First, he’s the only Republican who can meaningfully expand the pie. Polls show a surprisingly large number of Democrats open to Trump. In one January survey by the polling form Mercury Analytics , almost 20 percent said they’d consider crossing over to him from Hillary. Even if that’s double the actual number, it’s still stunning. Could Ted Cruz expect to draw that many Democrats? Could Jeb?

It’s an article of faith in Washington that Trump would tank the party’s prospects with minority voters. Sounds logical, especially if you’re a sensitive white liberal who considers the suggestion of a border wall a form of hate speech, but consider the baseline. In the last election, Romney got 6 percent of the black vote, and 27 percent of Hispanics. Trump, who’s energetic, witty and successful, will do worse? I wouldn’t bet on it.

But the main reason Trump could win is because he’s the only candidate hard enough to call Hillary’s bluff. Republicans will say almost anything about Hillary, but almost none challenge her basic competence. She may be evil, but she’s tough and accomplished. This we know, all of us.

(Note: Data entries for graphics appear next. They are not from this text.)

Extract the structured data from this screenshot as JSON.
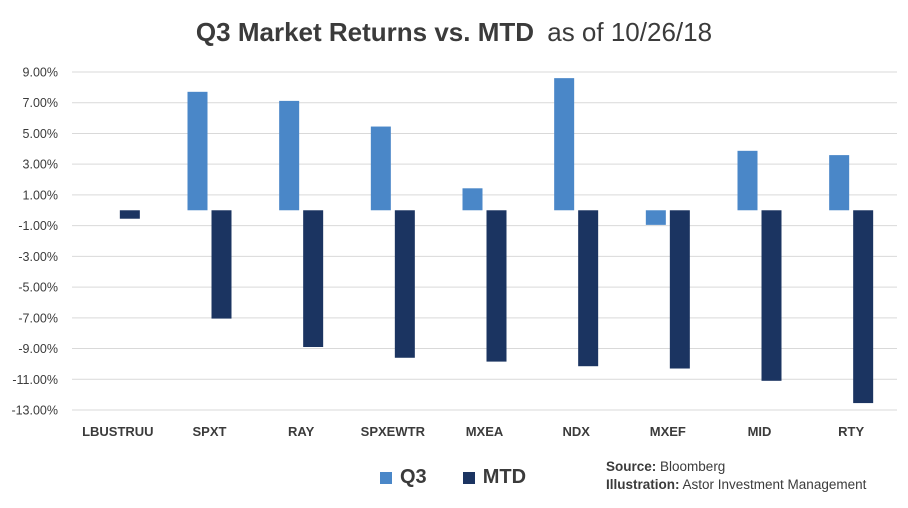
{
  "chart_data": {
    "type": "bar",
    "title_bold": "Q3 Market Returns vs. MTD",
    "title_rest": "as of 10/26/18",
    "categories": [
      "LBUSTRUU",
      "SPXT",
      "RAY",
      "SPXEWTR",
      "MXEA",
      "NDX",
      "MXEF",
      "MID",
      "RTY"
    ],
    "series": [
      {
        "name": "Q3",
        "color": "#4a87c8",
        "values": [
          0.0,
          7.71,
          7.12,
          5.45,
          1.43,
          8.6,
          -0.95,
          3.87,
          3.59
        ]
      },
      {
        "name": "MTD",
        "color": "#1b3461",
        "values": [
          -0.55,
          -7.05,
          -8.9,
          -9.6,
          -9.85,
          -10.15,
          -10.3,
          -11.1,
          -12.55
        ]
      }
    ],
    "y_ticks": [
      "9.00%",
      "7.00%",
      "5.00%",
      "3.00%",
      "1.00%",
      "-1.00%",
      "-3.00%",
      "-5.00%",
      "-7.00%",
      "-9.00%",
      "-11.00%",
      "-13.00%"
    ],
    "ylim": [
      -13,
      9
    ],
    "grid": true,
    "legend_position": "bottom-center"
  },
  "source": {
    "source_label": "Source:",
    "source_value": "Bloomberg",
    "illustration_label": "Illustration:",
    "illustration_value": "Astor Investment Management"
  }
}
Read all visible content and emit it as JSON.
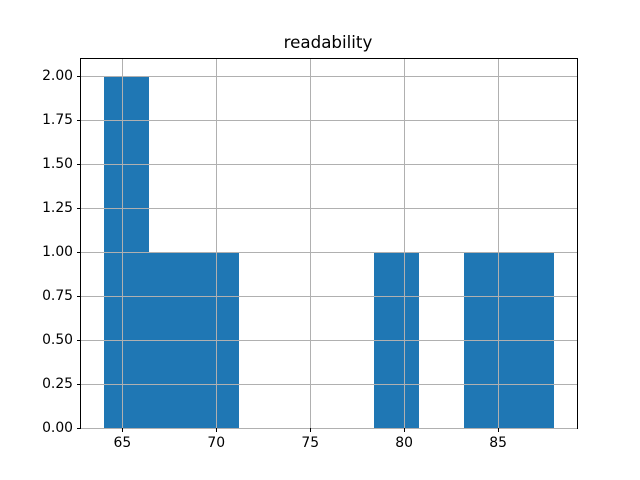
{
  "chart_data": {
    "type": "bar",
    "subtype": "histogram",
    "title": "readability",
    "bin_edges": [
      64.0,
      66.4,
      68.8,
      71.2,
      73.6,
      76.0,
      78.4,
      80.8,
      83.2,
      85.6,
      88.0
    ],
    "counts": [
      2,
      1,
      1,
      0,
      0,
      0,
      1,
      0,
      1,
      1
    ],
    "xlim": [
      62.8,
      89.2
    ],
    "ylim": [
      0.0,
      2.1
    ],
    "x_ticks": [
      65,
      70,
      75,
      80,
      85
    ],
    "x_tick_labels": [
      "65",
      "70",
      "75",
      "80",
      "85"
    ],
    "y_ticks": [
      0.0,
      0.25,
      0.5,
      0.75,
      1.0,
      1.25,
      1.5,
      1.75,
      2.0
    ],
    "y_tick_labels": [
      "0.00",
      "0.25",
      "0.50",
      "0.75",
      "1.00",
      "1.25",
      "1.50",
      "1.75",
      "2.00"
    ],
    "grid": true,
    "grid_over_bars": true,
    "legend": "none",
    "colors": {
      "bar": "#1f77b4",
      "grid": "#b0b0b0",
      "spine": "#000000",
      "text": "#000000",
      "background": "#ffffff"
    }
  }
}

But do we? Or is this understanding of Hillary just another piety we repeat out of unthinking habit, the political equivalent of, “you can be whatever you want to be,” or “breakfast is the most important meal of the day”? Trump doesn’t think Hillary is impressive and strong. He sees her as brittle and afraid.

He may be right, based on his exchange with her just before Christmas. During a speech in Grand Rapids, Michigan, Trump said Hillary had been “schlonged” by Obama in the 2008 race. In response, the Clinton campaign called Trump a sexist. It’s a charge Hillary has leveled against virtually every opponent she’s faced, but Trump responded differently. Instead of scrambling to donate to breast cancer research, he pointed out that Hillary spent years attacking the alleged victims of her husband’s sexual assaults. That ended the conversation almost immediately.

It was the most effective possible response, though more obvious than brilliant. Why was Trump the only Republican to use it?

Republican primary voters may be wondering the same thing. Or maybe they already know. They seem to know a lot about Trump, more than the people who run their party. They know that he isn’t a conventional ideological conservative. They seem relieved. They can see that he’s emotionally incontinent. They find it exciting.

Washington Republicans look on at this in horror, their suspicions confirmed. Beneath the thin topsoil of rural conservatism, they see the seeds of proto-fascism beginning to sprout. But that’s not quite right. Republicans in the states aren’t dangerous. They’ve just evaluated the alternatives and decided those are worse.